Friday, January 6, 2017

Bayesian networks & neural networks

I've been recently reading about the neural networks. By the way, here are some introductory links:

I can most highly recommend this document that explains in a very clear and simple way how the training of the neural networks through the backpropagation works:
http://www.numericinsight.com/uploads/A_Gentle_Introduction_to_Backpropagation.pdf

A simple introductory series of 6 (and maybe growing to more) articles starting with this one:
https://medium.com/@ageitgey/machine-learning-is-fun-80ea3ec3c471#.hxsoanuo2

Some other links:
http://karpathy.github.io/2015/05/21/rnn-effectiveness/
http://colah.github.io/posts/2015-08-Understanding-LSTMs/
https://colah.github.io/posts/2015-01-Visualizing-Representations/
http://mmlind.github.io/Deep_Neural_Network_for_MNIST_Handwriting_Recognition/

Also, the apparently the father of the deep neural networks is G.E. Hinton, and you may also want to search for the articles by Harry Shum. Hinton's home page is:
https://www.cs.toronto.edu/~hinton/
that seems to have a bunch of the links to his courses but I haven't looked at them yet.


As you can see from the introductory reading, each neuron in a neural network is a pretty simple machine: it takes some input values, multiples them by some coefficients, adds the results up, and then passes the result through a nonlinear (usually some kind of a sigmoid) function. The whole thing can be written as an expression:

result = nonlinear( sum [for inputs i] (inputi * Ci) )

The nonlinear part is pretty much what we do at the end of the Bayesian computations: if the probability of a hypothesis is above some level, we accept it as true, i.e. in other words pull it up to 1, if it's below some equal or lower level we reject it, i.e. pull it down to 0, and if these levels are not the same and the probability is in the middle then we leave it as some value in the middle, probably modified in some way from the original value.

The sum part is pretty much the same as the sum done in AdaBoost. AdaBoost does the sum of logarithms. And I've shown in the previous posts that this sum can be converted to a logarithm of a product, and then the product can be seen as a Bayesian computation expressed as chances, and the logarithm being a part of the decision-making process that converts the resulting chance value to a positive-or-negative value. So we can apply the same approach to the sum in the neuron, say that the values it sums up are logarithms, convert it to the logarithm of a product, make the logarithm a part of the final nonlinear function, and then the remaining product can be seen as a Bayesian computation on chances.

This pretty much means that a neuron can be seen as a Bayesian machine.

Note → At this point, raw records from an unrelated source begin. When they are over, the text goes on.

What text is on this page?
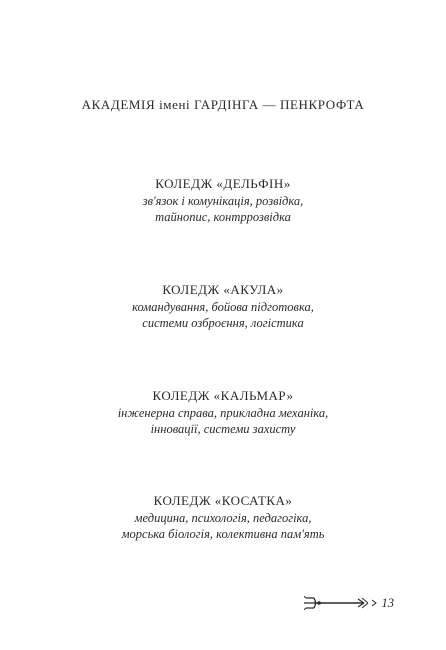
АКАДЕМІЯ імені ГАРДІНГА — ПЕНКРОФТА
КОЛЕДЖ «ДЕЛЬФІН»
зв'язок і комунікація, розвідка,
тайнопис, контррозвідка
КОЛЕДЖ «АКУЛА»
командування, бойова підготовка,
системи озброєння, логістика
КОЛЕДЖ «КАЛЬМАР»
інженерна справа, прикладна механіка,
інновації, системи захисту
КОЛЕДЖ «КОСАТКА»
медицина, психологія, педагогіка,
морська біологія, колективна пам'ять
13
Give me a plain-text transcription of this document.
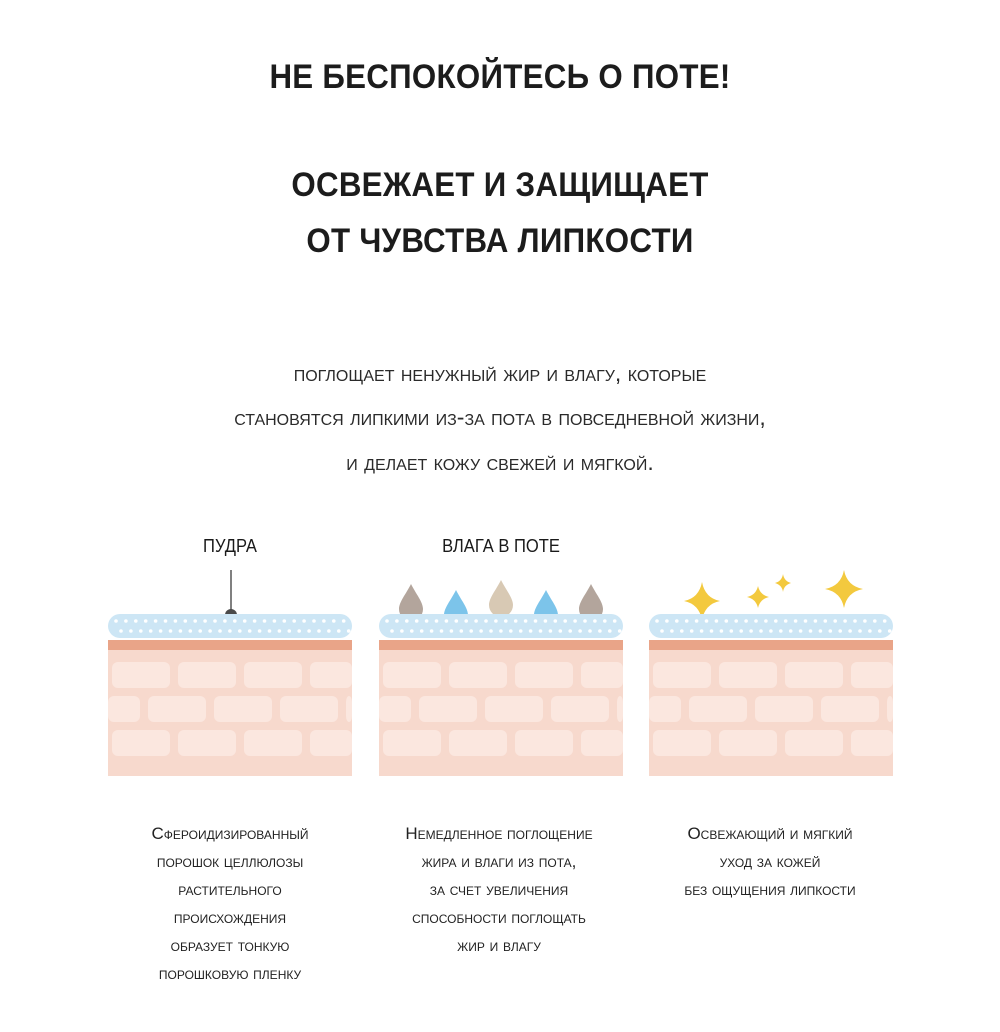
НЕ БЕСПОКОЙТЕСЬ О ПОТЕ!
ОСВЕЖАЕТ И ЗАЩИЩАЕТ
ОТ ЧУВСТВА ЛИПКОСТИ
поглощает ненужный жир и влагу, которые
становятся липкими из-за пота в повседневной жизни,
и делает кожу свежей и мягкой.
ПУДРА	ВЛАГА В ПОТЕ
Сфероидизированный
порошок целлюлозы
растительного
происхождения
образует тонкую
порошковую пленку
Немедленное поглощение
жира и влаги из пота,
за счет увеличения
способности поглощать
жир и влагу
Освежающий и мягкий
уход за кожей
без ощущения липкости
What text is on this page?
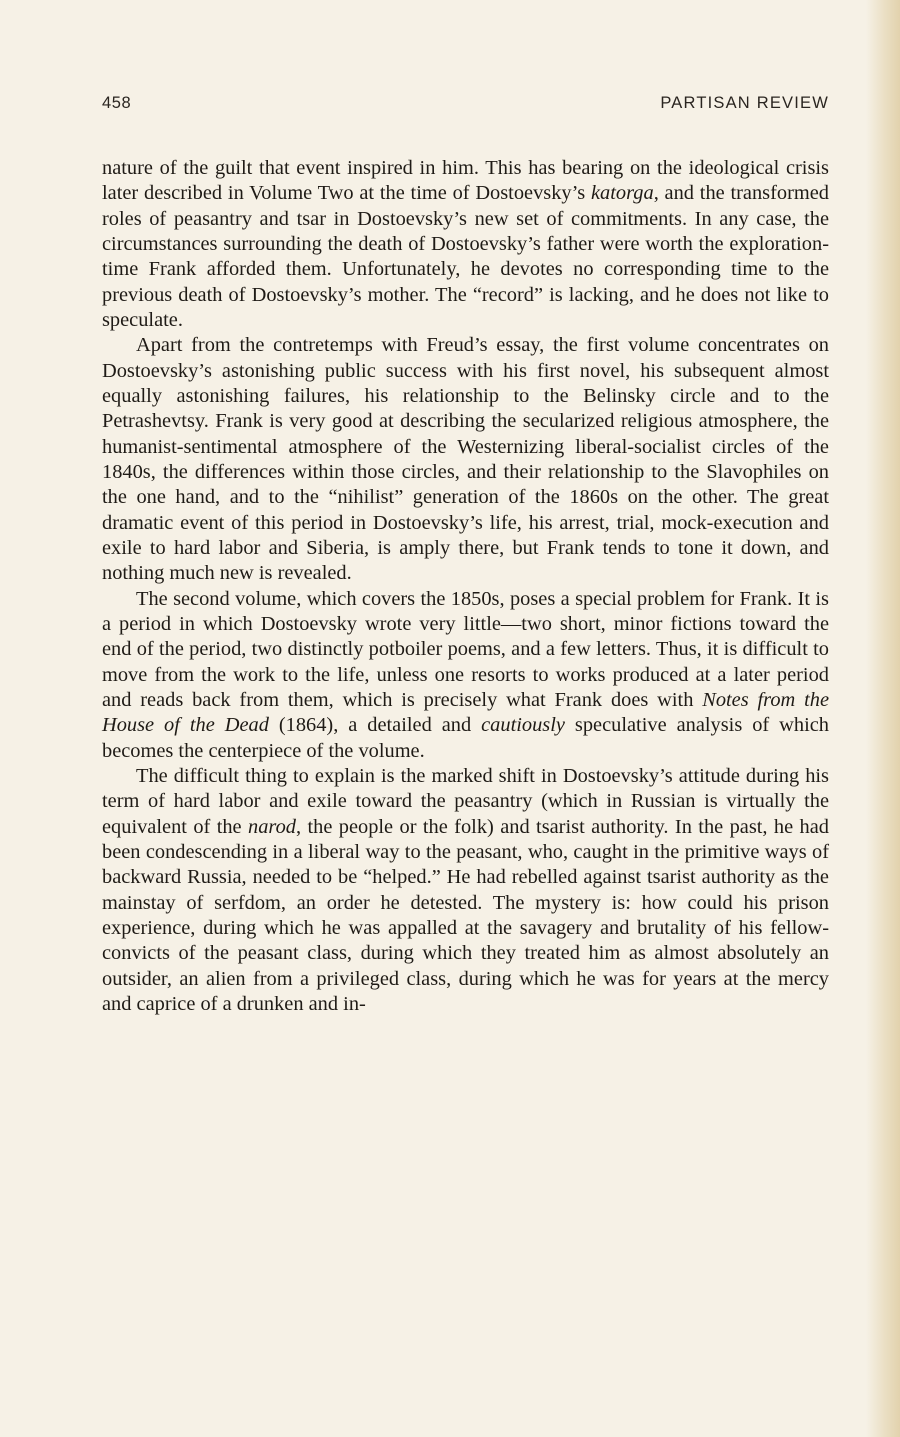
458	PARTISAN REVIEW

nature of the guilt that event inspired in him. This has bearing on the ideological crisis later described in Volume Two at the time of Dostoevsky’s katorga, and the transformed roles of peasantry and tsar in Dostoevsky’s new set of commitments. In any case, the circumstances surrounding the death of Dostoevsky’s father were worth the exploration-time Frank afforded them. Unfortunately, he devotes no corresponding time to the previous death of Dostoevsky’s mother. The “record” is lacking, and he does not like to speculate.

Apart from the contretemps with Freud’s essay, the first volume concentrates on Dostoevsky’s astonishing public success with his first novel, his subsequent almost equally astonishing failures, his relationship to the Belinsky circle and to the Petrashevtsy. Frank is very good at describing the secularized religious atmosphere, the humanist-sentimental atmosphere of the Westernizing liberal-socialist circles of the 1840s, the differences within those circles, and their relationship to the Slavophiles on the one hand, and to the “nihilist” generation of the 1860s on the other. The great dramatic event of this period in Dostoevsky’s life, his arrest, trial, mock-execution and exile to hard labor and Siberia, is amply there, but Frank tends to tone it down, and nothing much new is revealed.

The second volume, which covers the 1850s, poses a special problem for Frank. It is a period in which Dostoevsky wrote very little—two short, minor fictions toward the end of the period, two distinctly potboiler poems, and a few letters. Thus, it is difficult to move from the work to the life, unless one resorts to works produced at a later period and reads back from them, which is precisely what Frank does with Notes from the House of the Dead (1864), a detailed and cautiously speculative analysis of which becomes the centerpiece of the volume.

The difficult thing to explain is the marked shift in Dostoevsky’s attitude during his term of hard labor and exile toward the peasantry (which in Russian is virtually the equivalent of the narod, the people or the folk) and tsarist authority. In the past, he had been condescending in a liberal way to the peasant, who, caught in the primitive ways of backward Russia, needed to be “helped.” He had rebelled against tsarist authority as the mainstay of serfdom, an order he detested. The mystery is: how could his prison experience, during which he was appalled at the savagery and brutality of his fellow-convicts of the peasant class, during which they treated him as almost absolutely an outsider, an alien from a privileged class, during which he was for years at the mercy and caprice of a drunken and in-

And guess what, apparently there is also such a thing as a Bayesian network. There people take multiple Bayesian machines, and connect the results of one set of machines as the input events to the Bayesian machines of the next level. For all I can tell, the major benefit of the handling of the problem when some hypotheses are indicated by a XOR of the input events, similarly to the splitting of the hypotheses into two and then merging them afterwards like I've shown before but instead of the external arithmetics the logic being folded into the Bayesian computation of the second level.

But if a neuron can be seen as a Bayesian machine then the neural networks can also be seen as the Bayesian networks! The only difference being that in the Bayesian networks the first-level (and in general intermediate-level) hypotheses are hand-picked while the neural networks find these intermediate hypotheses on their own during the training.

I wonder if this is something widely known, or not known, or known to be wrong?